Ekofisiologi merupakan keilmuan yang mempelajari hubungan antara kedua cabang ilmu itu dimana keduanya mempengaruhi kehidupan dari hewan.
B.Ekofisiologi dan Adaptasi Fisiologi
Ekofisiologi itu yang mempelajari efek ekologis dari ciri fisiologi suatu hewan atau tumbuhan dan sebaliknya. Genetika bukanlah satu-satunya faktor yang mempengaruhi fisiologi hewan dan tumbuhan. Tekanan lingkungan juga sering menyebabkan kerusakan pada organisme eukariotik. Organisme yang tidak hidup di habitat akuatik harus menyimpan air dalam lingkungan seluler. Pada organisme demikian, dehidrasi dapat menjadi masalah besar. Ekofisiologi akan mempengaruhi terhadap kondisi hewan itu, sehingga mau tidak mau hewan itu harus melakukan adaptasi, dan adaptasi itu dinamakan adaptasi fisiologi.

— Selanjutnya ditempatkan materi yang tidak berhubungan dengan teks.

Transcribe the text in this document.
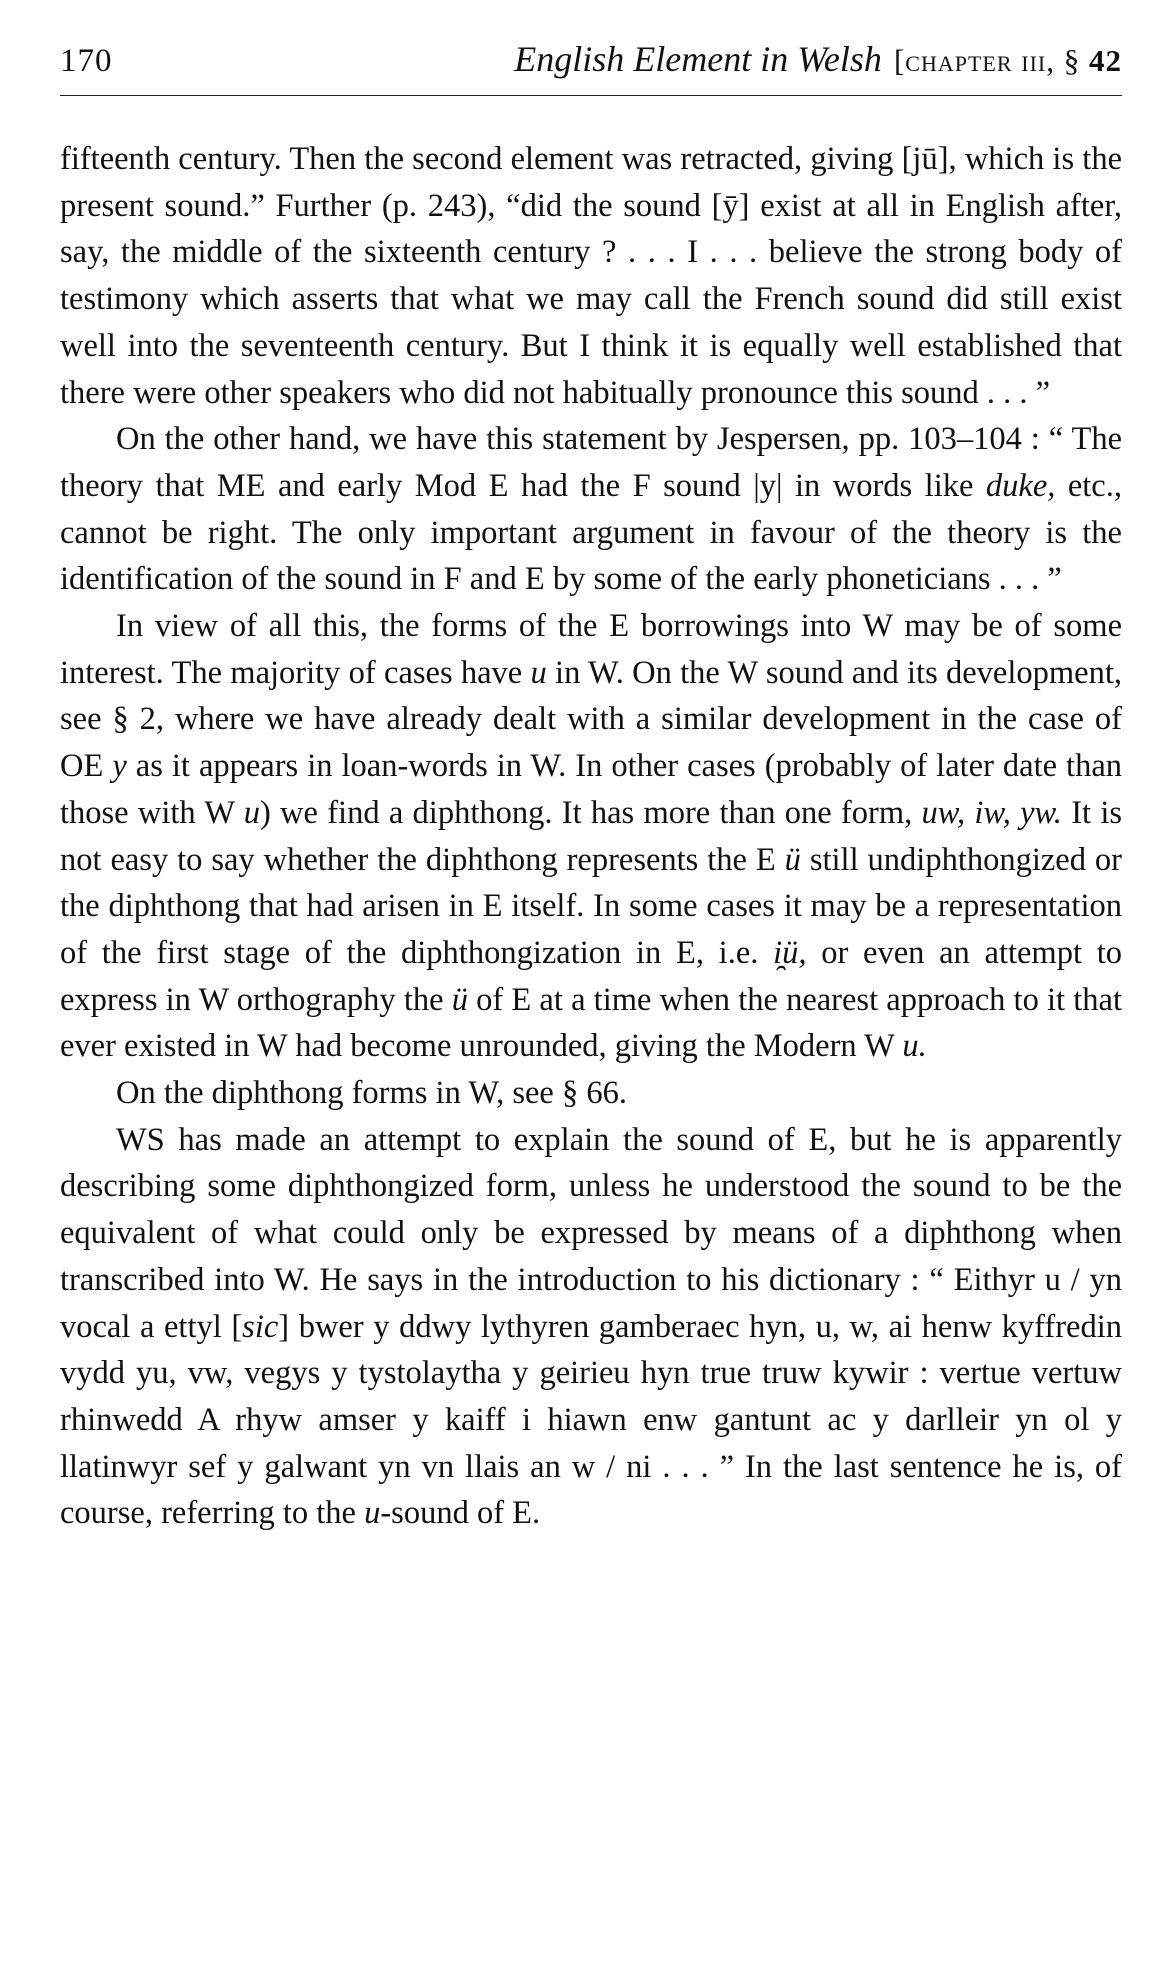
170	English Element in Welsh [chapter iii, § 42

fifteenth century. Then the second element was retracted, giving [jū], which is the present sound.” Further (p. 243), “did the sound [ȳ] exist at all in English after, say, the middle of the sixteenth century ? . . . I . . . believe the strong body of testimony which asserts that what we may call the French sound did still exist well into the seventeenth century. But I think it is equally well established that there were other speakers who did not habitually pronounce this sound . . . ”

On the other hand, we have this statement by Jespersen, pp. 103–104 : “ The theory that ME and early Mod E had the F sound |y| in words like duke, etc., cannot be right. The only important argument in favour of the theory is the identification of the sound in F and E by some of the early phoneticians . . . ”

In view of all this, the forms of the E borrowings into W may be of some interest. The majority of cases have u in W. On the W sound and its development, see § 2, where we have already dealt with a similar development in the case of OE y as it appears in loan-words in W. In other cases (probably of later date than those with W u) we find a diphthong. It has more than one form, uw, iw, yw. It is not easy to say whether the diphthong represents the E ü still undiphthongized or the diphthong that had arisen in E itself. In some cases it may be a representation of the first stage of the diphthongization in E, i.e. i̯ü, or even an attempt to express in W orthography the ü of E at a time when the nearest approach to it that ever existed in W had become unrounded, giving the Modern W u.

On the diphthong forms in W, see § 66.

WS has made an attempt to explain the sound of E, but he is apparently describing some diphthongized form, unless he understood the sound to be the equivalent of what could only be expressed by means of a diphthong when transcribed into W. He says in the introduction to his dictionary : “ Eithyr u / yn vocal a ettyl [sic] bwer y ddwy lythyren gamberaec hyn, u, w, ai henw kyffredin vydd yu, vw, vegys y tystolaytha y geirieu hyn true truw kywir : vertue vertuw rhinwedd A rhyw amser y kaiff i hiawn enw gantunt ac y darlleir yn ol y llatinwyr sef y galwant yn vn llais an w / ni . . . ” In the last sentence he is, of course, referring to the u-sound of E.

Adaptasi fisiologi adalah penyesuaian yang dipengaruhi oleh lingkungan sekitar yang menyebabkan adanya penyesuaian pada organ atau alat-alat tubuh untuk mempertahankan hidup dengan baik. Adaptasi fisiologi ini penekanannya menyangkut fungsi alat-alat tubuh yang umumnya terletak di bagian dalam tubuh mengalami perubahan srhingga tetap bertahan hidup.
C. Contoh Ekofisiologi pada hewan
Ekofisiologi lebih menekankan pada adaptasi pada fisiologi hewan yang ada. Adaptasi fisiologi ini penekanannya menyangkut fungsi alat-alat tubuh yang umumnya terletak di bagian dalam tubuh mengalami perubahan sehingga tetap bertahan hidup. Adaptasi fisiologi sangat berbeda dengan adaptasi morfologi yang dengan mudah dapat dikenali, sebab adaptasi ini berkaitan dengan fungsi organ tubuh bagian dalam. Biasanya adaptasi ini melibatkan zat - zat kimia tertentu untuk membantu proses yang berlangsung di dalam tubuh. Misalnya :
- onta yang punya kantung air di punuknya untuk menyimpan air agar tahan tidak minum di padang pasir dalam jangka waktu yang lama
- Anjing laut yang memiliki lapisan lemak yang tebal untuk bertahan di daerah dingin dengan menahan panas tubuh tetap tertahan
- Kucing, apabila hewan ini berteduh kadar metabolisme badan kucing tersebut akan direndahkan supaya kadar kehilangan air didalam badan berkurang.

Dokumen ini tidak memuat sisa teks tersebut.